1- Blend the muesli by adding 2 large tablespoons of faisselle.
2- Place 4 presentation rings in 4 plates then, place a good tablespoon of muesli and faisselle mixture at the bottom of each ring and set aside.
3- Hull and cut the 12 strawberries into pieces and put them in the blender bowl with the 400 g of faisselle and stevia then, blend for a few seconds until all the strawberries are blended. In a small saucepan, pour the water and agar-agar and slowly bring to a boil, stirring very frequently to avoid burning the mixture then, add this water with agar-agar to the strawberry mixture and blend just to mix everything together.
4- Pour the strawberry mixture onto the muesli cheesecake base and smooth with the back of a spoon and refrigerate for at least 1 hour.

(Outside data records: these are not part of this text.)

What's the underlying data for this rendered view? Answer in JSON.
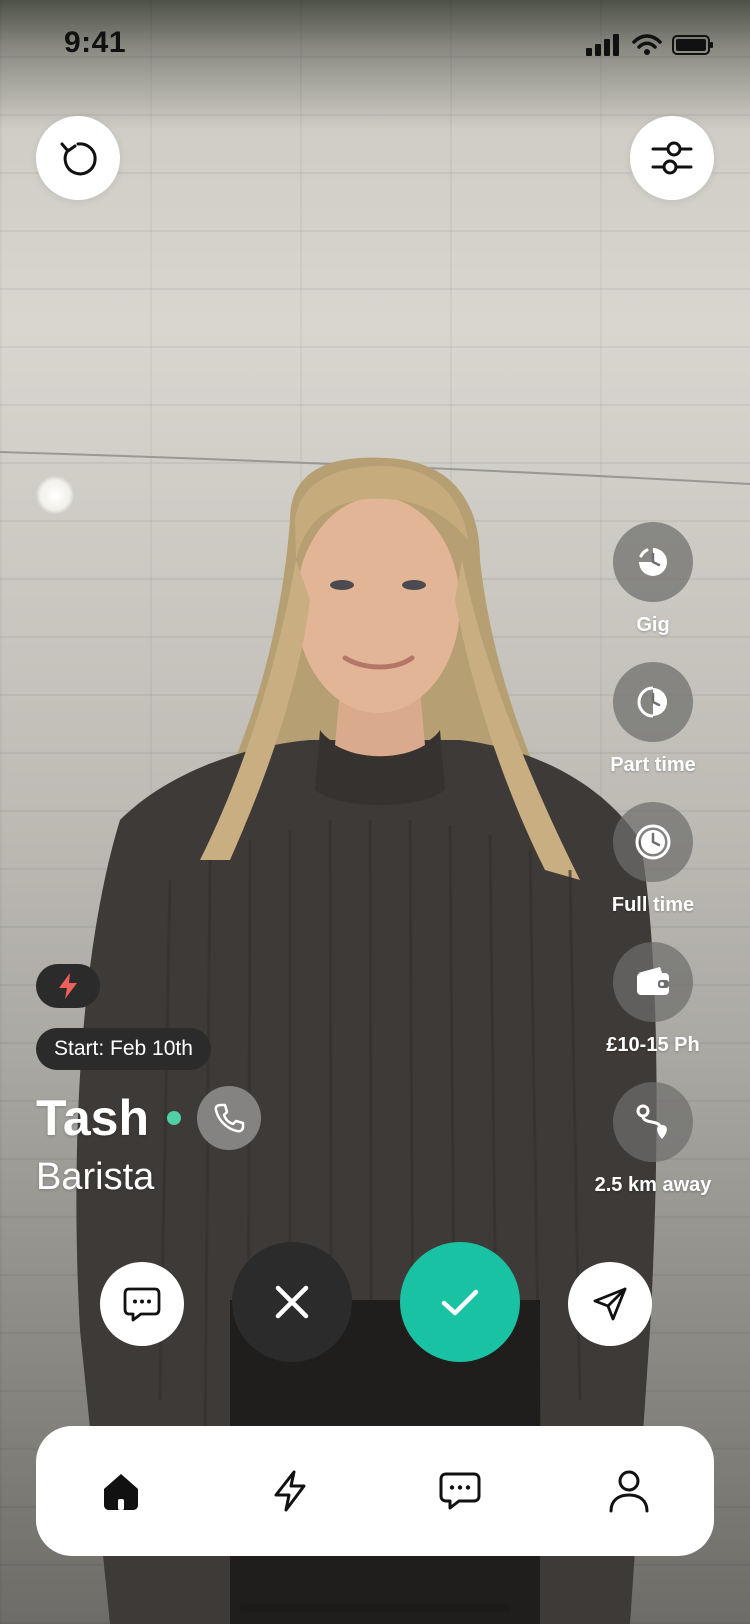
{
  "status_bar": {
    "time": "9:41"
  },
  "top_controls": {
    "undo_icon": "undo-icon",
    "filter_icon": "sliders-icon"
  },
  "job_types": [
    {
      "label": "Gig",
      "icon": "clock-quarter-icon"
    },
    {
      "label": "Part time",
      "icon": "clock-half-icon"
    },
    {
      "label": "Full time",
      "icon": "clock-full-icon"
    },
    {
      "label": "£10-15 Ph",
      "icon": "wallet-icon"
    },
    {
      "label": "2.5 km away",
      "icon": "route-icon"
    }
  ],
  "profile": {
    "start": "Start: Feb 10th",
    "name": "Tash",
    "role": "Barista",
    "online": true
  },
  "actions": [
    "chat-icon",
    "close-icon",
    "check-icon",
    "send-icon"
  ],
  "tabs": [
    "home-icon",
    "bolt-icon",
    "chat-icon",
    "user-icon"
  ],
  "colors": {
    "accent": "#19C2A2",
    "online": "#4FD1A5",
    "boost": "#F0605A",
    "dark": "#2B2B2B"
  }
}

5- In a small saucepan, pour the balsamic vinegar and add the sugar and caramelize everything for a few minutes, stirring frequently to avoid burning the bottom. Take a small spoonful of caramel and place on a plate to see if it is thick enough, otherwise continue cooking for 1 or 2 minutes.
6- Remove the strawberry cheesecakes from the refrigerator, decorate each one with a strawberry cut into slices then, pour the delicious balsamic vinegar caramel around the plate or directly on the cheesecake and serve accompanied by a small sprig of peppermint for a fresh appearance and taste!